Tugging rituals and games in the rice-farming cultures of East Asia and Southeast Asia are enacted among communities to ensure abundant harvests and prosperity. They promote social solidarity, provide entertainment and mark the start of a new agricultural cycle. Many tugging rituals and games also have profound religious significance.

Khmer Traditional Game-Tugging Ritual © Unknown
Khmer Traditional Game-Tugging Ritual
© Unknown

Tugging Rituals and Games is a fun game of Cambodian youth, both men and women. This game is played with physical force, and it is played only in the Khmer New Year. They played in a pagoda during Khmer New Year because of the extensive field in the pagoda but they can still play in the villages if there are many people gathered with enough space for playing. The game is often played in the daytime, but if there is a bright lamp or moonlight, it can be played at night.

The composition of gamers is divided into two groups on each side by at least 5 to 10 people. But in local tradition, if there are numerous women played, they will have divided into women side and men side. Normally, they knew that women are less power than men, therefore they will put more people in the women side with at least two people; for example, if men side are 8 people, women side will be 10 people.

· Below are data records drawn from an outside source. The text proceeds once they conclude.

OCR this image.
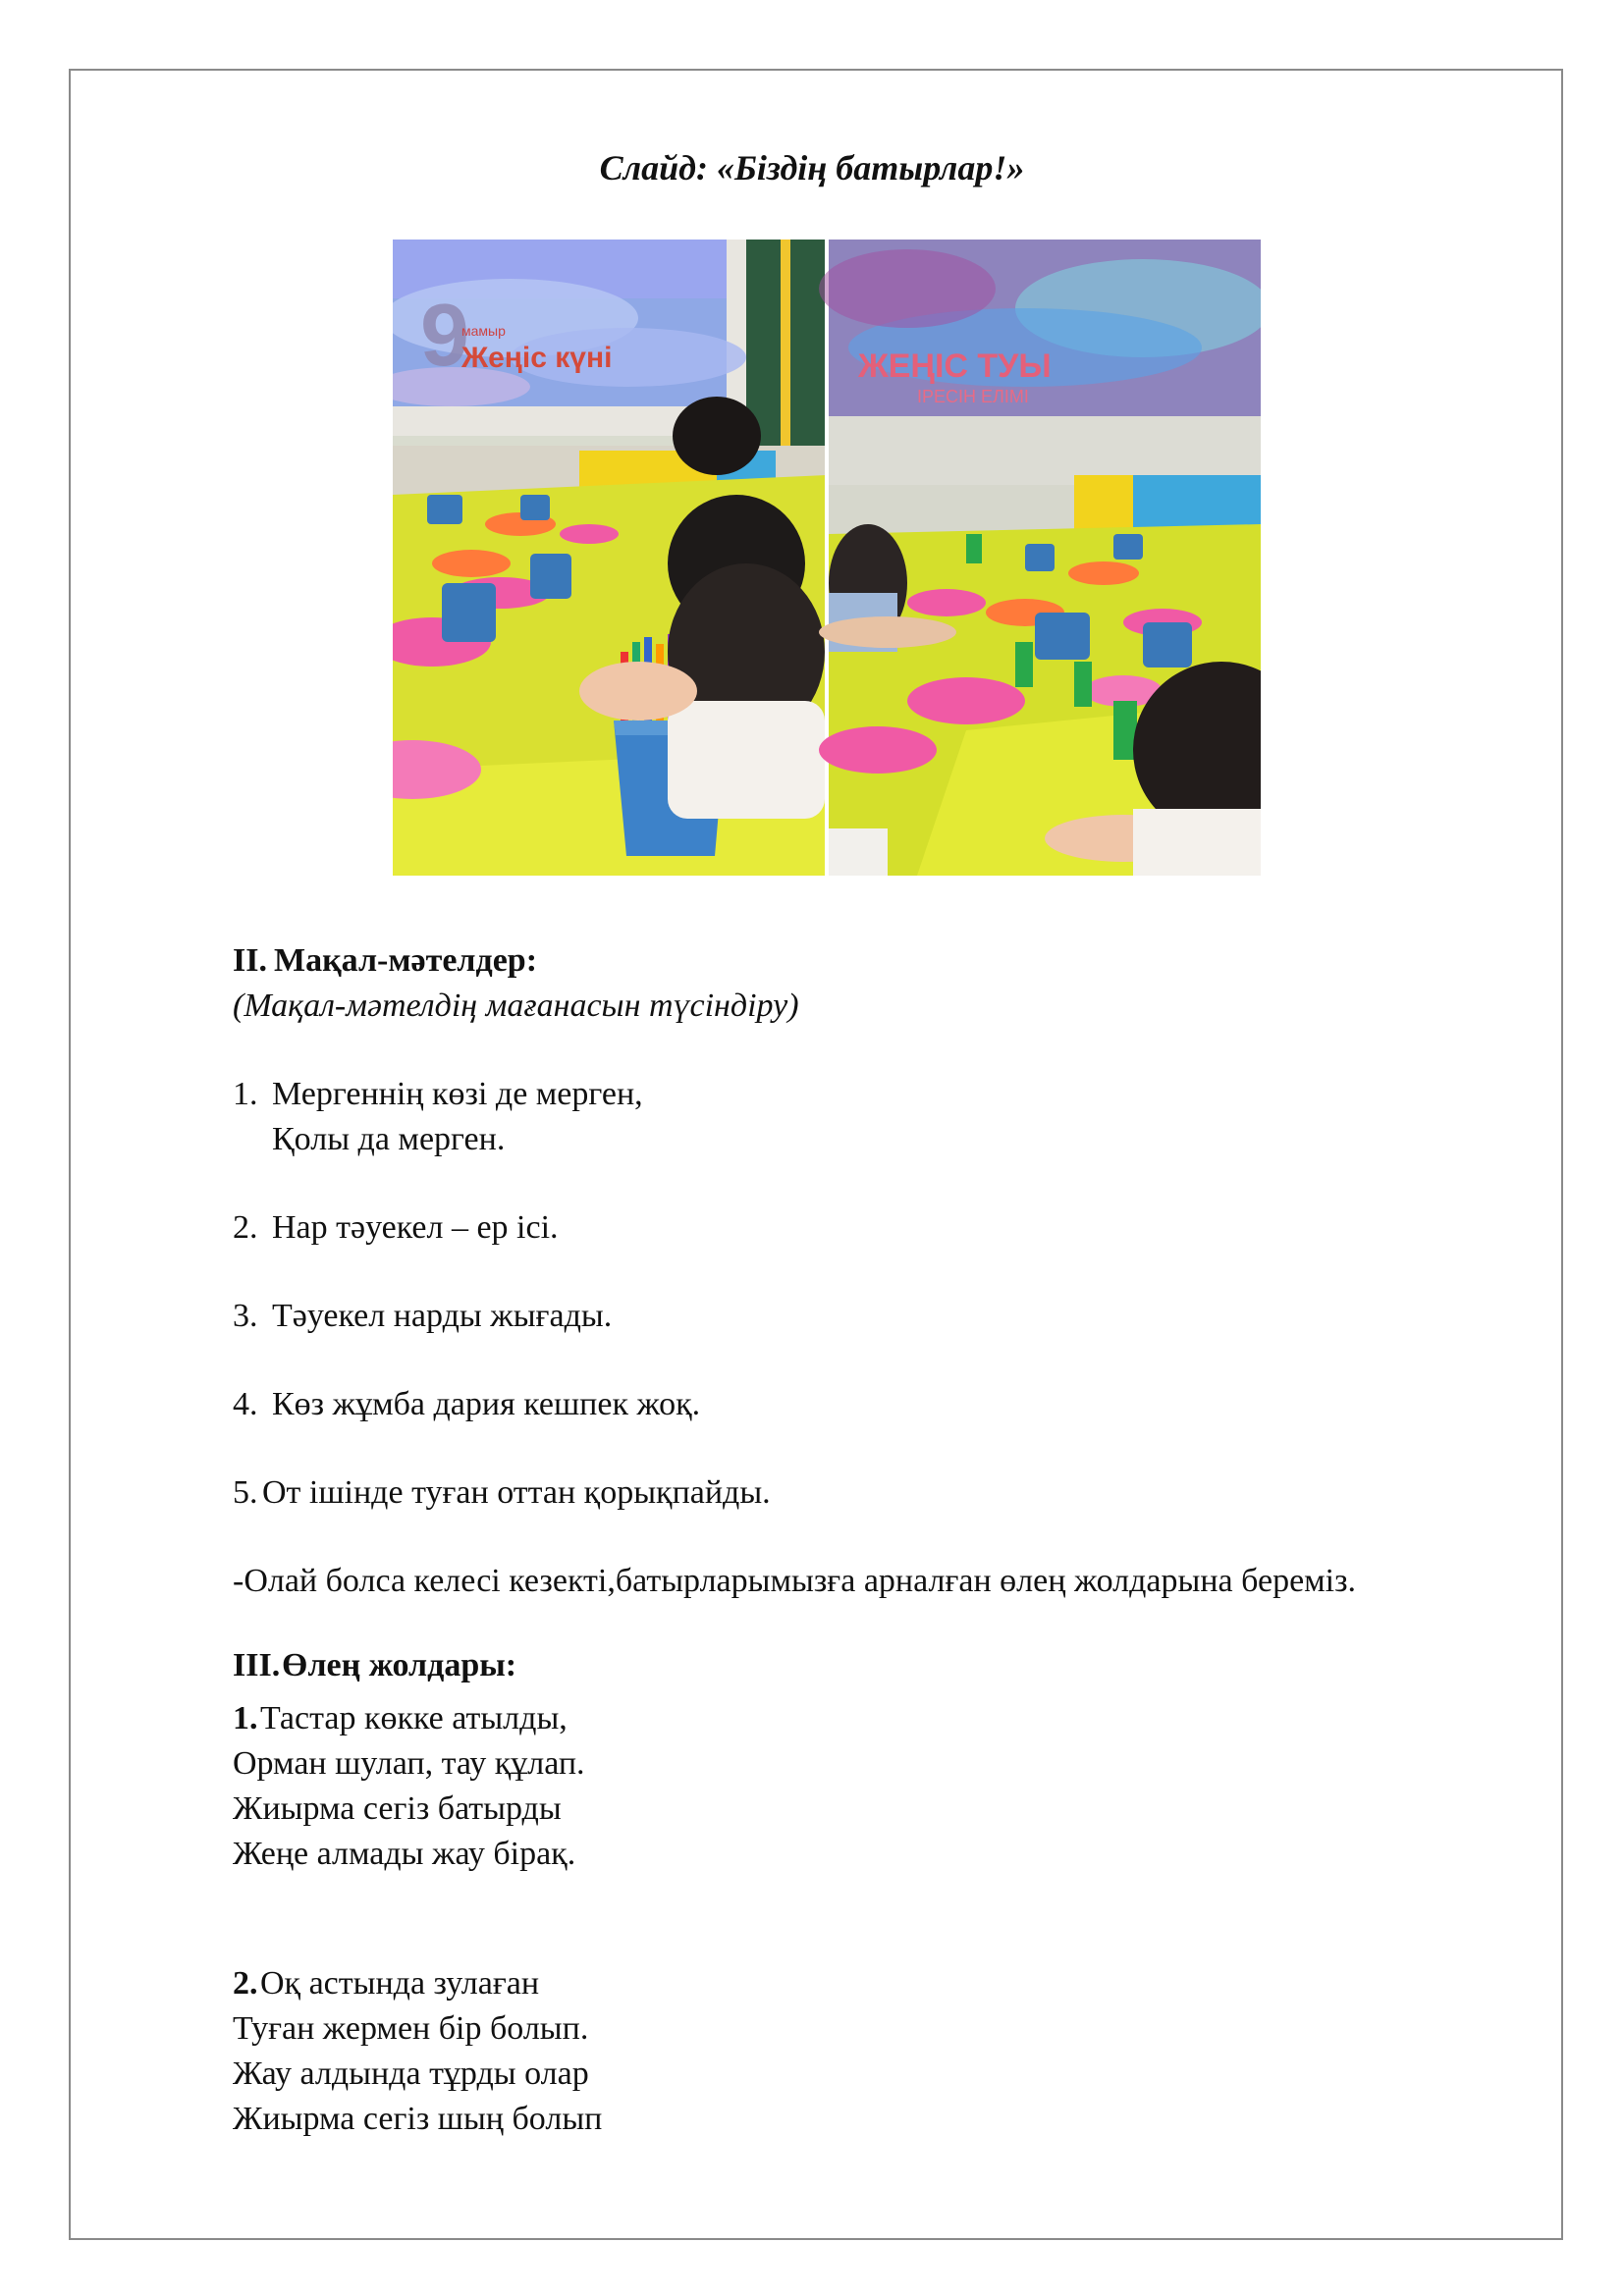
Слайд: «Біздің батырлар!»
9
мамыр
Жеңіс күні	ЖЕҢІС ТУЫ
ІРЕСІН ЕЛІМІ

II. Мақал-мәтелдер:

(Мақал-мәтелдің мағанасын түсіндіру)

1. Мергеннің көзі де мерген,

Қолы да мерген.

2. Нар тәуекел – ер ісі.
3. Тәуекел нарды жығады.
4. Көз жұмба дария кешпек жоқ.
5. От ішінде туған оттан қорықпайды.

-Олай болса келесі кезекті,батырларымызға арналған өлең жолдарына береміз.

III.Өлең жолдары:

1.Тастар көкке атылды,

Орман шулап, тау құлап.

Жиырма сегіз батырды

Жеңе алмады жау бірақ.

2.Оқ астында зулаған

Туған жермен бір болып.

Жау алдында тұрды олар

Жиырма сегіз шың болып
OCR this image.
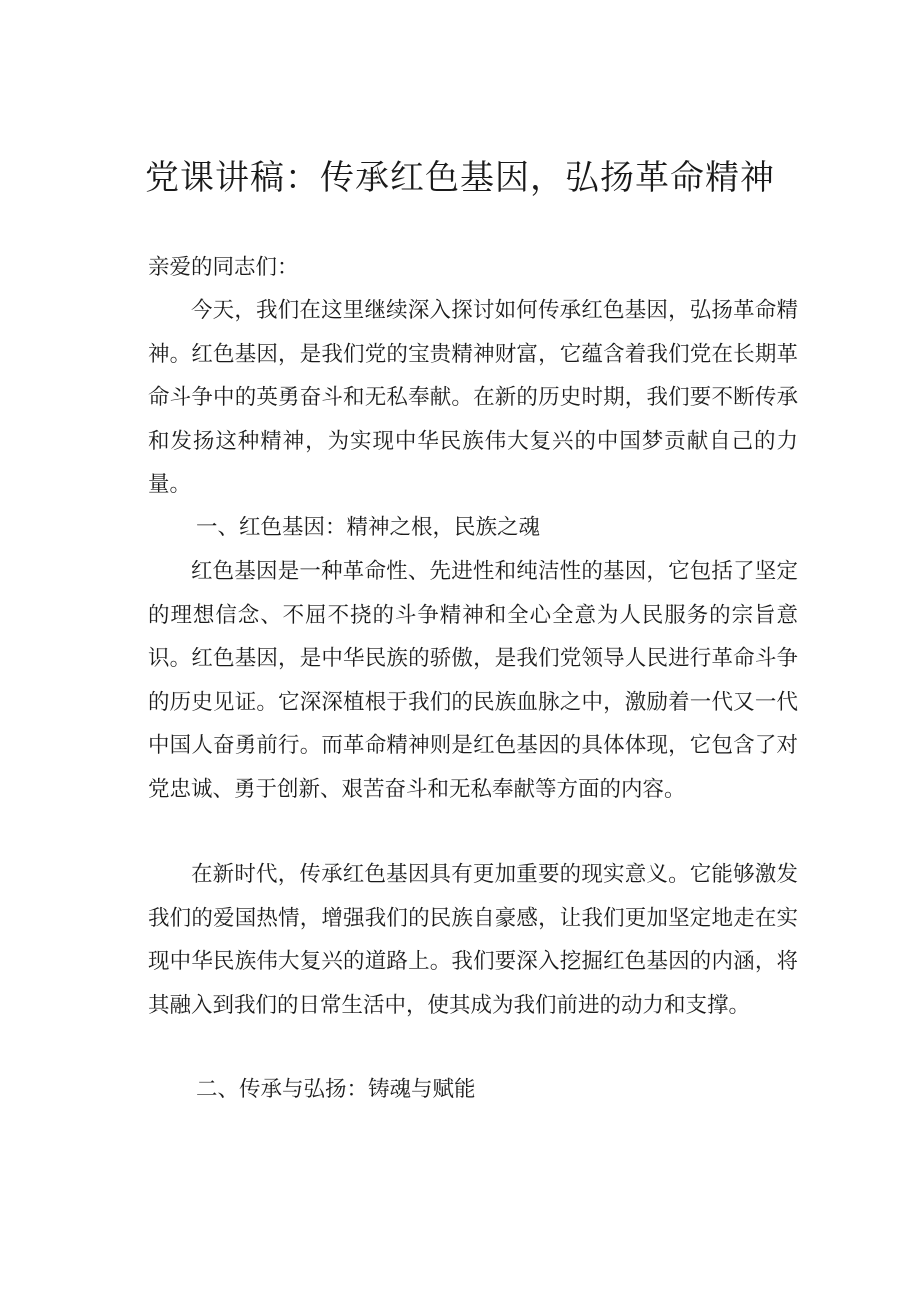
党课讲稿：传承红色基因，弘扬革命精神

亲爱的同志们：

今天，我们在这里继续深入探讨如何传承红色基因，弘扬革命精神。红色基因，是我们党的宝贵精神财富，它蕴含着我们党在长期革命斗争中的英勇奋斗和无私奉献。在新的历史时期，我们要不断传承和发扬这种精神，为实现中华民族伟大复兴的中国梦贡献自己的力量。

一、红色基因：精神之根，民族之魂

红色基因是一种革命性、先进性和纯洁性的基因，它包括了坚定的理想信念、不屈不挠的斗争精神和全心全意为人民服务的宗旨意识。红色基因，是中华民族的骄傲，是我们党领导人民进行革命斗争的历史见证。它深深植根于我们的民族血脉之中，激励着一代又一代中国人奋勇前行。而革命精神则是红色基因的具体体现，它包含了对党忠诚、勇于创新、艰苦奋斗和无私奉献等方面的内容。

在新时代，传承红色基因具有更加重要的现实意义。它能够激发我们的爱国热情，增强我们的民族自豪感，让我们更加坚定地走在实现中华民族伟大复兴的道路上。我们要深入挖掘红色基因的内涵，将其融入到我们的日常生活中，使其成为我们前进的动力和支撑。

二、传承与弘扬：铸魂与赋能
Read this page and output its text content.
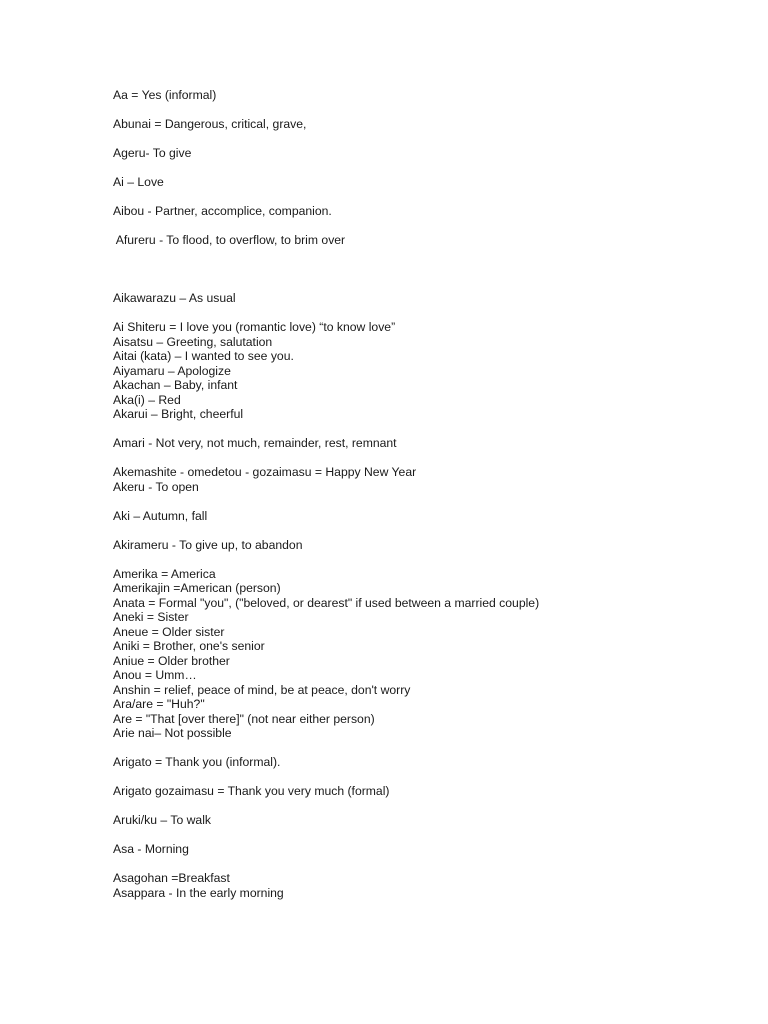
Aa = Yes (informal)
Abunai = Dangerous, critical, grave,
Ageru- To give
Ai – Love
Aibou - Partner, accomplice, companion.
Afureru - To flood, to overflow, to brim over
Aikawarazu – As usual
Ai Shiteru = I love you (romantic love) “to know love”
Aisatsu – Greeting, salutation
Aitai (kata) – I wanted to see you.
Aiyamaru – Apologize
Akachan – Baby, infant
Aka(i) – Red
Akarui – Bright, cheerful
Amari - Not very, not much, remainder, rest, remnant
Akemashite - omedetou - gozaimasu = Happy New Year
Akeru - To open
Aki – Autumn, fall
Akirameru - To give up, to abandon
Amerika = America
Amerikajin =American (person)
Anata = Formal "you", ("beloved, or dearest" if used between a married couple)
Aneki = Sister
Aneue = Older sister
Aniki = Brother, one's senior
Aniue = Older brother
Anou = Umm…
Anshin = relief, peace of mind, be at peace, don't worry
Ara/are = "Huh?"
Are = "That [over there]" (not near either person)
Arie nai– Not possible
Arigato = Thank you (informal).
Arigato gozaimasu = Thank you very much (formal)
Aruki/ku – To walk
Asa - Morning
Asagohan =Breakfast
Asappara - In the early morning
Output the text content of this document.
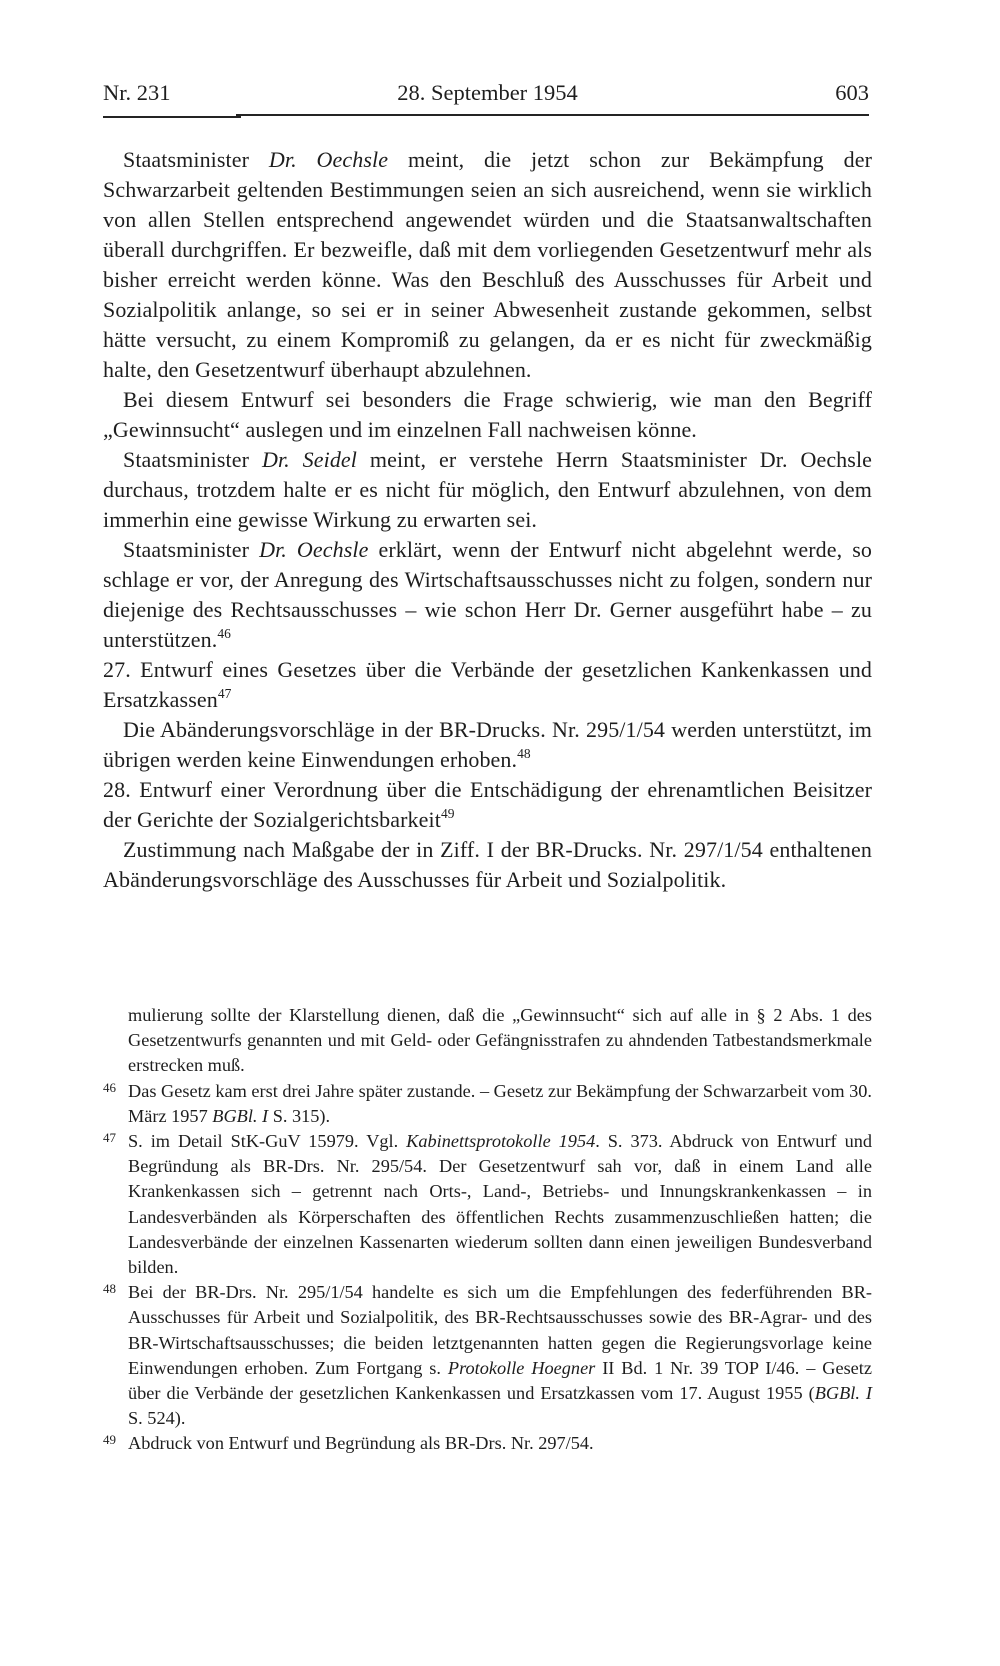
Nr. 231	28. September 1954	603

Staatsminister Dr. Oechsle meint, die jetzt schon zur Bekämpfung der Schwarzarbeit geltenden Bestimmungen seien an sich ausreichend, wenn sie wirklich von allen Stellen entsprechend angewendet würden und die Staatsanwaltschaften überall durchgriffen. Er bezweifle, daß mit dem vorliegenden Gesetzentwurf mehr als bisher erreicht werden könne. Was den Beschluß des Ausschusses für Arbeit und Sozialpolitik anlange, so sei er in seiner Abwesenheit zustande gekommen, selbst hätte versucht, zu einem Kompromiß zu gelangen, da er es nicht für zweckmäßig halte, den Gesetzentwurf überhaupt abzulehnen.

Bei diesem Entwurf sei besonders die Frage schwierig, wie man den Begriff „Gewinnsucht“ auslegen und im einzelnen Fall nachweisen könne.

Staatsminister Dr. Seidel meint, er verstehe Herrn Staatsminister Dr. Oechsle durchaus, trotzdem halte er es nicht für möglich, den Entwurf abzulehnen, von dem immerhin eine gewisse Wirkung zu erwarten sei.

Staatsminister Dr. Oechsle erklärt, wenn der Entwurf nicht abgelehnt werde, so schlage er vor, der Anregung des Wirtschaftsausschusses nicht zu folgen, sondern nur diejenige des Rechtsausschusses – wie schon Herr Dr. Gerner ausgeführt habe – zu unterstützen.$^{46}$

27. Entwurf eines Gesetzes über die Verbände der gesetzlichen Kankenkassen und Ersatzkassen$^{47}$

Die Abänderungsvorschläge in der BR-Drucks. Nr. 295/1/54 werden unterstützt, im übrigen werden keine Einwendungen erhoben.$^{48}$

28. Entwurf einer Verordnung über die Entschädigung der ehrenamtlichen Beisitzer der Gerichte der Sozialgerichtsbarkeit$^{49}$

Zustimmung nach Maßgabe der in Ziff. I der BR-Drucks. Nr. 297/1/54 enthaltenen Abänderungsvorschläge des Ausschusses für Arbeit und Sozialpolitik.

mulierung sollte der Klarstellung dienen, daß die „Gewinnsucht“ sich auf alle in § 2 Abs. 1 des Gesetzentwurfs genannten und mit Geld- oder Gefängnisstrafen zu ahndenden Tatbestandsmerkmale erstrecken muß.

46 Das Gesetz kam erst drei Jahre später zustande. – Gesetz zur Bekämpfung der Schwarzarbeit vom 30. März 1957 BGBl. I S. 315).

47 S. im Detail StK-GuV 15979. Vgl. Kabinettsprotokolle 1954. S. 373. Abdruck von Entwurf und Begründung als BR-Drs. Nr. 295/54. Der Gesetzentwurf sah vor, daß in einem Land alle Krankenkassen sich – getrennt nach Orts-, Land-, Betriebs- und Innungskrankenkassen – in Landesverbänden als Körperschaften des öffentlichen Rechts zusammenzuschließen hatten; die Landesverbände der einzelnen Kassenarten wiederum sollten dann einen jeweiligen Bundesverband bilden.

48 Bei der BR-Drs. Nr. 295/1/54 handelte es sich um die Empfehlungen des federführenden BR-Ausschusses für Arbeit und Sozialpolitik, des BR-Rechtsausschusses sowie des BR-Agrar- und des BR-Wirtschaftsausschusses; die beiden letztgenannten hatten gegen die Regierungsvorlage keine Einwendungen erhoben. Zum Fortgang s. Protokolle Hoegner II Bd. 1 Nr. 39 TOP I/46. – Gesetz über die Verbände der gesetzlichen Kankenkassen und Ersatzkassen vom 17. August 1955 (BGBl. I S. 524).

49 Abdruck von Entwurf und Begründung als BR-Drs. Nr. 297/54.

Material for tugging, they took the rope that made from animal leather (buffalo or cow leather) or a rope made from coconut brush for a short length about 20 hart up to with the size of children’s wrist and used Kong Thom or Kong Mon for hitting when the first pull.

First, they choose one man and one woman with extraordinary strength to stand at the end of each side (men side and women side). And, others man and woman with strength body stand in the middle of the rope and other respective people with the small body, thin, faint stand in the space between the middle and the end of the rope. And when it was prepared, the man who hold the Kong Thom or Kong Mon to stand upright near the two stood face to face, starting to shout out loud as “Yak Or” (term Yak Or, local people always called Chak Phumi Ma, they considered as starting for using in some event like pulling tug, carrying boat in or out of the storage) with deep voice. And, all the gamers were shouting at each other that “Ho Veu” three times them they tugged for their own victory. While gamers were trying to pull the tug, Skor Sompho or Kong Mon’s holders made the sound “Tung Tang, Moung Moung, Merng Merng” and stop until they have found the winner or loser. In each game, they spent 5 to 10 minute to see the winner or the loser for each side. When they found the winner and the loser, they will start again until they end up with the drowning of each side. They considered this game as fitness exercise and also serve to strengthen unity and solidarity and a sense of belonging and identity among community members.

Moreover, Tugging Ritual and Games was inscribed on the Representative List of the Intangible Cultural Heritage of Humanity in 02nd December 2015 in Winduk, Namibia by UNESCO Intergovernmental Commission as the request of four nations asking for Tugging Rituals and Games of multinational, including Cambodia, The Republic of Korea, Vietnam and the Philippines.